Кинкас Борба замолчал и принялся запихивать книгу обратно на полку. Я снова перечитал записку. За ужином, видя, что я все время молчу, жую, забывая проглотить, бессмысленно смотрю то на стену, то на какое-нибудь блюдо на столе, то на кресло или вдруг отгоняю невидимую муху, мой приятель не выдержал и спросил меня:

— Что с тобой?

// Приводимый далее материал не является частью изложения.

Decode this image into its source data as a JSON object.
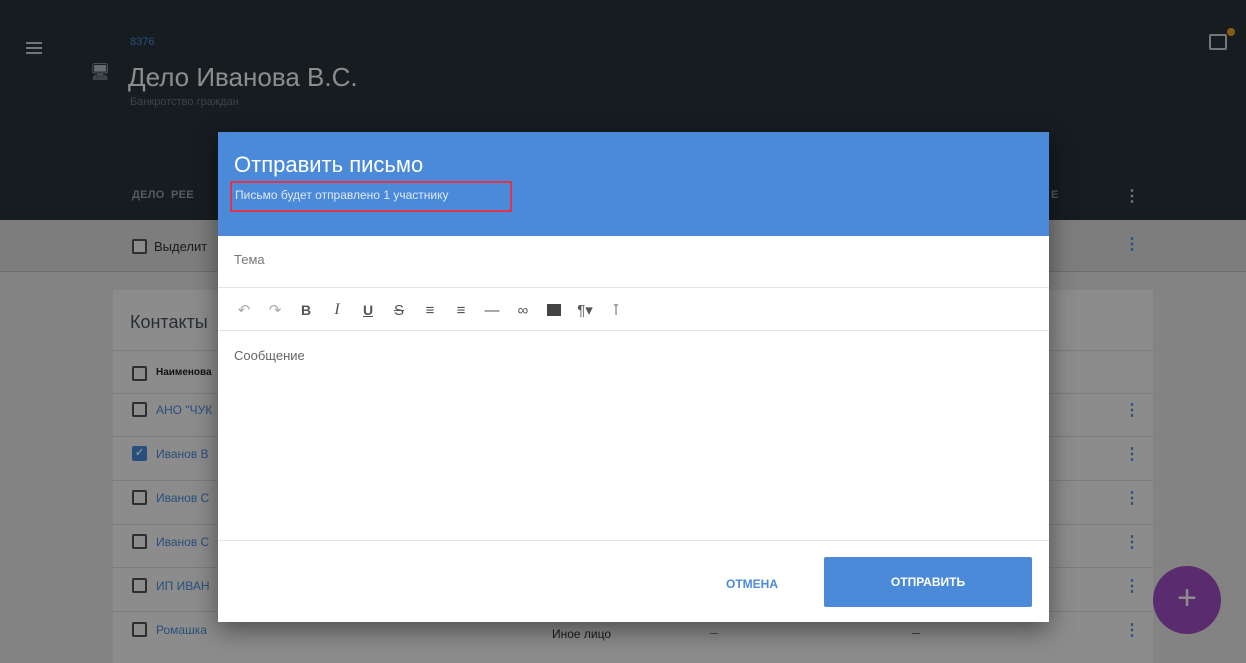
{
  "app": {
    "case_id": "8376",
    "case_title": "Дело Иванова В.С.",
    "case_subtitle": "Банкротство граждан"
  },
  "nav": {
    "tabs": [
      {
        "label": "ДЕЛО"
      },
      {
        "label": "РЕЕ"
      },
      {
        "label": "Е"
      }
    ]
  },
  "toolbar": {
    "select_all_label": "Выделит"
  },
  "contacts": {
    "title": "Контакты",
    "column_header": "Наименова",
    "rows": [
      {
        "name": "АНО \"ЧУК",
        "checked": false
      },
      {
        "name": "Иванов В",
        "checked": true
      },
      {
        "name": "Иванов С",
        "checked": false
      },
      {
        "name": "Иванов С",
        "checked": false
      },
      {
        "name": "ИП ИВАН",
        "checked": false
      },
      {
        "name": "Ромашка",
        "checked": false,
        "role": "Иное лицо",
        "col3": "–",
        "col4": "–"
      }
    ]
  },
  "fab": {
    "label": "+"
  },
  "dialog": {
    "title": "Отправить письмо",
    "subtitle": "Письмо будет отправлено 1 участнику",
    "subject_placeholder": "Тема",
    "message_placeholder": "Сообщение",
    "editor_tools": [
      "undo-icon",
      "redo-icon",
      "bold-icon",
      "italic-icon",
      "underline-icon",
      "strikethrough-icon",
      "bulleted-list-icon",
      "numbered-list-icon",
      "horizontal-rule-icon",
      "link-icon",
      "image-icon",
      "paragraph-format-icon",
      "clear-format-icon"
    ],
    "cancel_label": "ОТМЕНА",
    "send_label": "ОТПРАВИТЬ"
  },
  "colors": {
    "header_bg": "#2b333c",
    "accent": "#4a8ad9",
    "highlight": "#e0334c",
    "fab": "#a54fc8"
  }
}
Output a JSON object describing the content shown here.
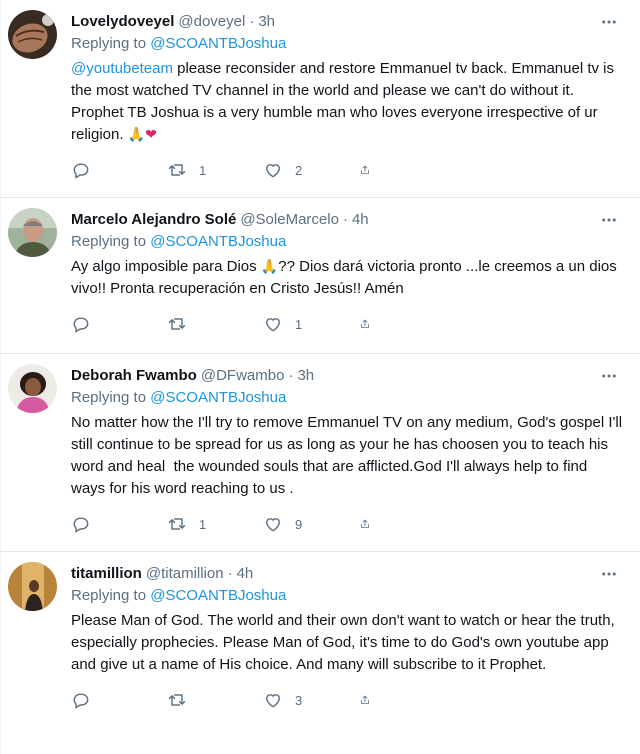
{
  "colors": {
    "link": "#1b95e0",
    "secondary": "#5b7083",
    "text": "#0f1419",
    "divider": "#e1e8ed"
  },
  "tweets": [
    {
      "name": "Lovelydoveyel",
      "handle": "@doveyel",
      "dot": "·",
      "time": "3h",
      "replying_label": "Replying to",
      "replying_to": "@SCOANTBJoshua",
      "mention": "@youtubeteam",
      "text": " please reconsider and restore Emmanuel tv back. Emmanuel tv is the most watched TV channel in the world and please we can't do without it. Prophet TB Joshua is a very humble man who loves everyone irrespective of ur religion. ",
      "emoji_1": "🙏",
      "emoji_2": "❤",
      "retweets": "1",
      "likes": "2"
    },
    {
      "name": "Marcelo Alejandro Solé",
      "handle": "@SoleMarcelo",
      "dot": "·",
      "time": "4h",
      "replying_label": "Replying to",
      "replying_to": "@SCOANTBJoshua",
      "text_a": "Ay algo imposible para Dios ",
      "emoji_1": "🙏",
      "text_b": "?? Dios dará victoria pronto ...le creemos a un dios vivo!! Pronta recuperación en Cristo Jesús!! Amén",
      "retweets": "",
      "likes": "1"
    },
    {
      "name": "Deborah Fwambo",
      "handle": "@DFwambo",
      "dot": "·",
      "time": "3h",
      "replying_label": "Replying to",
      "replying_to": "@SCOANTBJoshua",
      "text": "No matter how the I'll try to remove Emmanuel TV on any medium, God's gospel I'll still continue to be spread for us as long as your he has choosen you to teach his word and heal  the wounded souls that are afflicted.God I'll always help to find ways for his word reaching to us .",
      "retweets": "1",
      "likes": "9"
    },
    {
      "name": "titamillion",
      "handle": "@titamillion",
      "dot": "·",
      "time": "4h",
      "replying_label": "Replying to",
      "replying_to": "@SCOANTBJoshua",
      "text": "Please Man of God. The world and their own don't want to watch or hear the truth, especially prophecies. Please Man of God, it's time to do God's own youtube app and give ut a name of His choice. And many will subscribe to it Prophet.",
      "retweets": "",
      "likes": "3"
    }
  ]
}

Держу пари, все дело в этой записке!

Он не ошибся. Действительно, мне было как-то не по себе от просьбы Виржилии. Я подарил доне Пласиде пять тысяч рейсов; сомневаюсь, чтобы кто-нибудь на моем месте проявил такую щедрость. Пять тысяч! Что она с ними сделала? Верно, растратила зря на всякие глупости да лакомства, а теперь я же должен устраивать ее в Дом призрения. Умирает чуть не на улице. Я даже не знал или забыл, где находится эта улица Эскадиньяс, но, судя по названию, наверняка где-то на окраине. И я должен тащиться по грязным и темным улицам, разыскивать дом, стучать в дверь, привлекая толпы любопытных соседей. Экая тоска. Нет, не пойду.

Глава CXLIV

ОТНОСИТЕЛЬНАЯ ПОЛЬЗА

Однако добрая советчица — ночь убедила меня, что мужчина не может отказать в просьбе бывшей даме сердца.

— Это все равно что долговое обязательство, и должно быть оплачено, — сказал я себе, поднимаясь утром с постели.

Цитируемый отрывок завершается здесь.